The details of the case are well-known, but the story Winterbottom tells, shot on location where possible in Pakistan and in India, is a less familiar one, focusing on the more personal elements of the story, which you may not be familiar with unless you’ve read Mariane Pearl’s book of the same name. “It seemed to me that the best thing to do was what the book does,” Winterbottom says. “To really stick to Mariane’s point of view, to tell Mariane’s story. The movie is obviously about Danny (played by Dan Futterman) and what happened to him, but it’s even more about Mariane and her response to that—really, what happens to Mariane from the day that he’s kidnapped, onwards.”

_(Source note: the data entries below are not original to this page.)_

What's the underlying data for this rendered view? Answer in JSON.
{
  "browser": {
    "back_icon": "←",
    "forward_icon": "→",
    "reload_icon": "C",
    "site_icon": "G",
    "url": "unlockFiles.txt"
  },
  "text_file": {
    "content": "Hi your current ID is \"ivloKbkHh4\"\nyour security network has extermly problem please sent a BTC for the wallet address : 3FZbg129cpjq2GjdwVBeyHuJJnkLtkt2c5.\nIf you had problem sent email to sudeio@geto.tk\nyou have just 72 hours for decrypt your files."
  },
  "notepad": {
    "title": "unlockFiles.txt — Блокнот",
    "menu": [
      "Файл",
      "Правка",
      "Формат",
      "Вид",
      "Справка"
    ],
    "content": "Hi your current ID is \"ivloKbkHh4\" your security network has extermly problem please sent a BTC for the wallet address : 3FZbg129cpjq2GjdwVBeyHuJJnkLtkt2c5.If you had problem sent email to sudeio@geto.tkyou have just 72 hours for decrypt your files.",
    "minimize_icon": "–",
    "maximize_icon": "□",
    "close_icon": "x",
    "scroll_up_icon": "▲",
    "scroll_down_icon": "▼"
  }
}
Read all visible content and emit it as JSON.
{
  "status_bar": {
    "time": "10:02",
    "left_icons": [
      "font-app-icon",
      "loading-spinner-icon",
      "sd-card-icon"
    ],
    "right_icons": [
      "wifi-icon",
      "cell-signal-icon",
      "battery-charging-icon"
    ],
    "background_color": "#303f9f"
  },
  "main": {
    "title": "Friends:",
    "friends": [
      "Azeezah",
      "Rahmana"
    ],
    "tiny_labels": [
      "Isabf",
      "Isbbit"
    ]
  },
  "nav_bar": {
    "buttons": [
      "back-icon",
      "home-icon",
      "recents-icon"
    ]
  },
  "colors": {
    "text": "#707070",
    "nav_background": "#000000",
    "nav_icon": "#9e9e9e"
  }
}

Of course, her cooperation was essential—but hands-off. “It never felt like she was going to be the kind of person to say, ‘You can’t do that, you must do this,’” he says. “She’d written her book, she helped us with information, but it was very much on the basis of ‘This is your film.’ She was very generous about giving us the space. It was up to us to decide what to do.”

The film’s central location is the Karachi home of Indian journalist and Pearl family friend Asra Nomani (played in the film by Archie Panjabi). The house becomes the centre of the investigation, led by a Pakistani intelligence agent known only as “Captain” (Irfan Khan) coordinating with the FBI and two other Wall Street Journal staffers. Shooting in a loose style, with mobile cameras and no traditional set-ups, Winterbottom captures the intensity and chaos of the situation.

“In the book, and in real life, what happened was you had this group of people from all different backgrounds,” Winterbottom says. “They didn’t know each other to start with, and gradually they became a kind of team, a family, and by the end of the story, they become very close. I thought the simplest way of getting that atmosphere would be to sort of echo the shape of the story in the filming. So we started at the beginning of the story, we shot for about five weeks—the same length of time the story takes place—and by the end of the filming, we were doing the scenes like the dinner party at the end, where Mariane says, ‘You mustn’t feel bad, you must be strong,’ and the ‘goodbye’ scene.

“And at that point, it felt like everyone had gotten to know each other: people from Pakistan who had never acted before, big stars from America, Indian stars, we had a whole mish-mash of people, but everyone came together and felt like part of the same team.”